La dépense publique contribue largement à la réduction des inégalités. Celle-ci s’effectue par le biais de l’aide sociale, des aides au logement, des allocations familiales et via la fiscalité.

En France, les prestations sociales en espèces (retraites, prestations familiales …) et les transferts en nature (santé, éducation…) en direction des ménages représentent 75 % de la dépense.

Ces deux postes représentent la moitié du revenu disponible des ménages au sens large. Réduire massivement le poids de la dépense publique ne peut donc se faire sans modifier le niveau de vie des ménages et la répartition des revenus. Mécaniquement, à efficacité donnée, un niveau plus bas de dépense publique se traduirait par moins de prélèvements sur l’économie mais aussi par moins de prestations et de services.

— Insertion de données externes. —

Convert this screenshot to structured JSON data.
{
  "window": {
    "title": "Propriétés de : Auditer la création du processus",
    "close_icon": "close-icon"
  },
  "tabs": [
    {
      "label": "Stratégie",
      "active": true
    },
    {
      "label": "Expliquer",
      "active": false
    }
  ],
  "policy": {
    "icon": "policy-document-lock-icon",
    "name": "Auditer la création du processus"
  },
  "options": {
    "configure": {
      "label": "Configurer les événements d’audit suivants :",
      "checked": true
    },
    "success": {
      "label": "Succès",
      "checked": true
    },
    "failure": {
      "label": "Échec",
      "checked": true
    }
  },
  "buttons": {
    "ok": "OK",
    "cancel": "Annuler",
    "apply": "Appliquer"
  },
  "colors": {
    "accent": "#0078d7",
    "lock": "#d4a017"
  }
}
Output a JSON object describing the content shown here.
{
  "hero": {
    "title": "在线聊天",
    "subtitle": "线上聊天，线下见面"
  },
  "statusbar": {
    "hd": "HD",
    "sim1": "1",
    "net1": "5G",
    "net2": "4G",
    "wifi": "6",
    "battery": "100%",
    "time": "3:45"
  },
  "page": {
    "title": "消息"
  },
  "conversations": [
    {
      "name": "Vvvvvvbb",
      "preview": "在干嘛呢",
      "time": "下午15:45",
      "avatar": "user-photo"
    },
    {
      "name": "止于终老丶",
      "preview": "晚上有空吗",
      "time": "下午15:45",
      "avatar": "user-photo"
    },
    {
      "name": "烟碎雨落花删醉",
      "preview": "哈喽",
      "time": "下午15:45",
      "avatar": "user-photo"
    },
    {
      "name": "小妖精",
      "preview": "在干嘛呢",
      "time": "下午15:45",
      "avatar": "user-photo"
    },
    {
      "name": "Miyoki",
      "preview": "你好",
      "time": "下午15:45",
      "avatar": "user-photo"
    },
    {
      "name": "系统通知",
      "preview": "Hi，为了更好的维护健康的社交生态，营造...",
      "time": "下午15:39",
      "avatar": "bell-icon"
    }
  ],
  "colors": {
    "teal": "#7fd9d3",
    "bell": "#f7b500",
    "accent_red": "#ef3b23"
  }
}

Les transferts opérés par la dépense publique sont un levier puissant de réduction des inégalités : près de 80 % de la réduction des inégalités en France se fait grâce à la dépense publique, dont 50 % grâce aux transferts en nature (c’est-à-dire l’éducation et la santé).

Elle constitue aussi un stabilisateur puissant de l'activité économique. La dépense publique, dont l’évolution repose principalement sur des facteurs structurels (démographie) et des choix politiques (nombre de fonctionnaires, âge de départ à la retraite, part des remboursements de santé, …), est décorrélée des cycles de l’économie marchande. Si elle peut être un frein en période de reprise, elle est en revanche un amortisseur économique et social en période de crise. La dépense publique constitue donc un levier puissant pour agir sur l’économie à court terme : 1) directement en tant que constituant de la demande globale, via la consommation publique et l’investissement public ; 2) mais aussi indirectement via le revenu des ménages, qui est impacté par l’emploi public et la masse salariale afférente, ainsi que par les transferts opérés dans la sphère sociale.

Réduire massivement le poids de la dépense publique ne peut donc se faire sans modifier le niveau de vie des ménages et la répartition des revenus. L'impact serait par ailleurs négatif à court-moyen terme pour l'activité économique. Le poids de la dépense publique dans l'économie renvoie avant tout à un choix de société.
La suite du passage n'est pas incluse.